The primary goal of choosing a distribution is to spread the work evenly, not to boost query performance, although distributing well will give a boost, a large boost if co-located joins occur. The distributions preserve our capacity. If the SPUs have to share large amounts of data over and over again, then one or two queries will choke up the system. When this happens you will see one query dominating the machine, and every other query simply waiting.
You want to achieve as even a distribution as possible, so you should choose a column or group of columns with high cardinality, preferably ones that are frequently included in joins.
It does not need to be perfectly even, but be aware that if even one disk is very high, then you have a problem. That disk will be the bottleneck for your queries. This is called data skew.
Whichever SPU is reading from the disks on the far left is going to limit the speed of any query on this table.
Do not distribute on a date column alone. Although this may give you a perfect distribution, this prevents parallelizing the work. All the rows for a single date value, or similar date values, will end up close together. When your users query a date or small date range, one SPU will be doing all the work, and their query will be slow. This is called process skew.

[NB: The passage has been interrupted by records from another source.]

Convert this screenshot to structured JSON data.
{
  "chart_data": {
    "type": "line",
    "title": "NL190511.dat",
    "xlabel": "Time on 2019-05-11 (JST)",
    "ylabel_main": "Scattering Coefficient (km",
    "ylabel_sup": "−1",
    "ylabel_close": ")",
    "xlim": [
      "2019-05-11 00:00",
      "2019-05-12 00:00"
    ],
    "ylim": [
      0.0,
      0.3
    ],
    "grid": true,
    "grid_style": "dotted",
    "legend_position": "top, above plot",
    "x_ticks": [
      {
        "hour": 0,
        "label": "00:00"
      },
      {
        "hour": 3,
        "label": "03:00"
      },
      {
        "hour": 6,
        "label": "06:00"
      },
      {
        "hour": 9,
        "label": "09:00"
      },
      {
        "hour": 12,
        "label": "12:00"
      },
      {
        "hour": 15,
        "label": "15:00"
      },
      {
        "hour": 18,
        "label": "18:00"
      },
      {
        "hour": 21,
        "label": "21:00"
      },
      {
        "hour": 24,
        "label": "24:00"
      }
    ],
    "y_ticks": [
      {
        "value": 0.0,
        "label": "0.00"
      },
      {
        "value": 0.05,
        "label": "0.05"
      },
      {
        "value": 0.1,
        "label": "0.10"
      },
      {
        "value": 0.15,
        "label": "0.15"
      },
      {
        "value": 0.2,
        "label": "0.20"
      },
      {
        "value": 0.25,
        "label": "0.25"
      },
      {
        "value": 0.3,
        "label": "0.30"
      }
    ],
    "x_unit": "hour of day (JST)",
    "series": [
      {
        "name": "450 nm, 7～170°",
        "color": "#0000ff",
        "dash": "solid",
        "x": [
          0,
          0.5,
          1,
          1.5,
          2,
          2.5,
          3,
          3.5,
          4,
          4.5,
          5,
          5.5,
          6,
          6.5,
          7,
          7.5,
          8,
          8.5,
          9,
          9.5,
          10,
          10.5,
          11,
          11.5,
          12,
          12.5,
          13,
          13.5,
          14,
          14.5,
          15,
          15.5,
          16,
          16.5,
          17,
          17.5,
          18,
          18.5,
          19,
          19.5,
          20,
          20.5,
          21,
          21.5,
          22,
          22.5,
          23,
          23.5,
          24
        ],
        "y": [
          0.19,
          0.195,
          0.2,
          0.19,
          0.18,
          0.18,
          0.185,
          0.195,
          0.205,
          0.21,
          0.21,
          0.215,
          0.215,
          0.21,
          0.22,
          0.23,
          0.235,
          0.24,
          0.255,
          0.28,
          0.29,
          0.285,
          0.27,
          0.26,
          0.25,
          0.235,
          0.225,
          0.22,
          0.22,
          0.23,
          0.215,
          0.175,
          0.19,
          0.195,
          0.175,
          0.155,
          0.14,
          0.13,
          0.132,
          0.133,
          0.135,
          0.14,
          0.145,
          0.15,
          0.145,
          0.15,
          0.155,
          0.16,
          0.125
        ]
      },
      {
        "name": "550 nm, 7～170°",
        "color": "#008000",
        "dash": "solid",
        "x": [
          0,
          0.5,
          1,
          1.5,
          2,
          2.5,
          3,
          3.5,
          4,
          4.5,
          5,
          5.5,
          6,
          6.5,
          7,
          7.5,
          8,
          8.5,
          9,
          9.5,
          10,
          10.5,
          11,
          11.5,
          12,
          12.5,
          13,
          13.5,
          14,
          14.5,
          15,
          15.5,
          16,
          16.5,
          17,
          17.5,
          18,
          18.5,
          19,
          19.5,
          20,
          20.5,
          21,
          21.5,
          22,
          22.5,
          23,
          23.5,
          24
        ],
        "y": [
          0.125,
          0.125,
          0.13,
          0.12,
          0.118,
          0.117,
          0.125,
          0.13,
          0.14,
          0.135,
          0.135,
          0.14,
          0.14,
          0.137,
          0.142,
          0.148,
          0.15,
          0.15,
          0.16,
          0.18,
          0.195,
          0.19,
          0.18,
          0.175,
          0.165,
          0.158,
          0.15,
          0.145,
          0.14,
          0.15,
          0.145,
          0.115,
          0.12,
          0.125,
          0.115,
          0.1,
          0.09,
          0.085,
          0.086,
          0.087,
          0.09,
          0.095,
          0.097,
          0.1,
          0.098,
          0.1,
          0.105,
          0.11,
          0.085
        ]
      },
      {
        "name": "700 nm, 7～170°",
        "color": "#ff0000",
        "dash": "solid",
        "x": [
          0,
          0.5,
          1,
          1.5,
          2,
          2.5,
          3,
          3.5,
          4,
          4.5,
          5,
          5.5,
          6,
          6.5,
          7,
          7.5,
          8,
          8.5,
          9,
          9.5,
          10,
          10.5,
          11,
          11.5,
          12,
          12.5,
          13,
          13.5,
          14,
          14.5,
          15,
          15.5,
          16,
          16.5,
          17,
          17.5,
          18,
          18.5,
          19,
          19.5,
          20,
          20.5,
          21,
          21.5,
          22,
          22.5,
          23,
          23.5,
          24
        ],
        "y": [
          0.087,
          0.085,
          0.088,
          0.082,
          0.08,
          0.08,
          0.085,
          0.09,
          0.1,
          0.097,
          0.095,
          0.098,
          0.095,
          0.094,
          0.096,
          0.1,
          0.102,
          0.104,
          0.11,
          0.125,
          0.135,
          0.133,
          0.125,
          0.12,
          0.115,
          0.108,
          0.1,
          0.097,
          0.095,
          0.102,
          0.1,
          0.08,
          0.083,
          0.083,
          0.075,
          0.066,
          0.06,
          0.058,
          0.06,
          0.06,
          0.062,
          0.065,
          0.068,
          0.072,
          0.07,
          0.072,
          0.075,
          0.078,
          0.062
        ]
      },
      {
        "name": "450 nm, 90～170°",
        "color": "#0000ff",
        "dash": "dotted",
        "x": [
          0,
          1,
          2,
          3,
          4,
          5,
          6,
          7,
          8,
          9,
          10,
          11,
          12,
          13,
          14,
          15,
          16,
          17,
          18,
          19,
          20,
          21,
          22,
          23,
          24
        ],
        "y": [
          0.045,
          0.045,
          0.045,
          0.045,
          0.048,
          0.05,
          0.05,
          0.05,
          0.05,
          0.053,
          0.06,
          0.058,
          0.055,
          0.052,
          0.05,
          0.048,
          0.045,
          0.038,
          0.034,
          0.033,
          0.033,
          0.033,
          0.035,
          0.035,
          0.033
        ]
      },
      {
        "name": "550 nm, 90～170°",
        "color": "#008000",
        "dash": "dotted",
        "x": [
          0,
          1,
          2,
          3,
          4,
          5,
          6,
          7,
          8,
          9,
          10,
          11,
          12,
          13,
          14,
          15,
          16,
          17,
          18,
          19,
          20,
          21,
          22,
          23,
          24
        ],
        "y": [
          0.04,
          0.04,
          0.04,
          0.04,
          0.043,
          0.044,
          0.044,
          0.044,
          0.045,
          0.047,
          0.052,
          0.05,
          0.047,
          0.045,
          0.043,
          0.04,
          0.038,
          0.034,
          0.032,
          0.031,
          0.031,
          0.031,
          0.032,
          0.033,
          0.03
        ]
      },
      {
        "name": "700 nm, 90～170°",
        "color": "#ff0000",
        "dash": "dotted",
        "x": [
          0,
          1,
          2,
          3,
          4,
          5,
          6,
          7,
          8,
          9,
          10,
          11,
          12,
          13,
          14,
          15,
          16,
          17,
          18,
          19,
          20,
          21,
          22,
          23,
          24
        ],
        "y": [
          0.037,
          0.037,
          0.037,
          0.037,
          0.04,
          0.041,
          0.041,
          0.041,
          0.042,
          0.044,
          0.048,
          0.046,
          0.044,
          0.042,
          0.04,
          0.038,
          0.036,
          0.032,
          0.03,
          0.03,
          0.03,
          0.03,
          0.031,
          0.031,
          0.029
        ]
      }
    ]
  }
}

You should try to use fewer columns for distribution, not more. This will allow more opportunities for co-located joins. If two tables share a distribution and you use that field in the join, they will co-locate, even if you also join on additional fields. The tables depicted in this join would co-locate:
create table SALES_HEADER ( TRAN_ID int not null ) distribute on (TRAN_ID); create table SALES_DETAIL ( TRAN_ID int not null, LINE_ID int not null ) distribute on (TRAN_ID); select * from SALES_HEADER SH inner join SALES_DETAIL SD on SD.TRAN_ID = SH.TRAN_ID;
These two tables are NOT on the same distribution and will NOT co-locate. The hash value of tran_id and the hash value of tran_id+line_id are not the same:
create table SALES_HEADER ( TRAN_ID int not null ) distribute on (TRAN_ID); create table SALES_DETAIL ( TRAN_ID int not null, LINE_ID int not null ) distribute on (TRAN_ID, LINE_ID);
These two tables also are NOT on the same distribution and will not co-locate. The names of the columns are meaningless. Remember the values are hashed, and the hashed integer value of TRAN_ID and the hashed string value of TRAN_ID are not the same:
create table SALES_HEADER ( TRAN_ID int not null ) distribute on (TRAN_ID); create table SALES_DETAIL ( TRAN_ID varchar(16) not null, LINE_ID int not null ) distribute on (TRAN_ID);
These tables DO share a distribution, but in the query below they will NOT co-locate because the distribution columns are not included in the query:
create table SALES_HEADER ( TRAN_ID int not null, STORE_ID int not null, DATE_ID int not null ) distribute on (STORE_ID, DATE_ID); create table SALES_DETAIL ( TRAN_ID int not null, LINE_ID int not null, STORE_ID int not null, DATE_ID int not null) distribute on (STORE_ID, DATE_ID); select * from SALES_HEADER SH inner join SALES_DETAIL SD on SD.TRAN_ID = SH.TRAN_ID;
In this last case, even though store and date may be redundant fields, it would be valuable to include them in the join so that they will co-locate. If the tables are very large and STORE_ID and DATE_ID do not already exist on SALES_DETAIL, it may be worth adding them and including them in joins so that co-location will occur.
This is something you will need to consider in your models. Remember that Netezza is not truly a database, it is hardware designed to handle huge data sets. It just happens to have a database front-end to make it easy to interact with. Thus, all the rules and best practices that usually apply to our data warehouses may need to be looked at more as ‘guidelines’ instead of ‘rules’. What’s best practice inside an RDBMS is not always best practice in Netezza, because Netezza is not an RDBMS.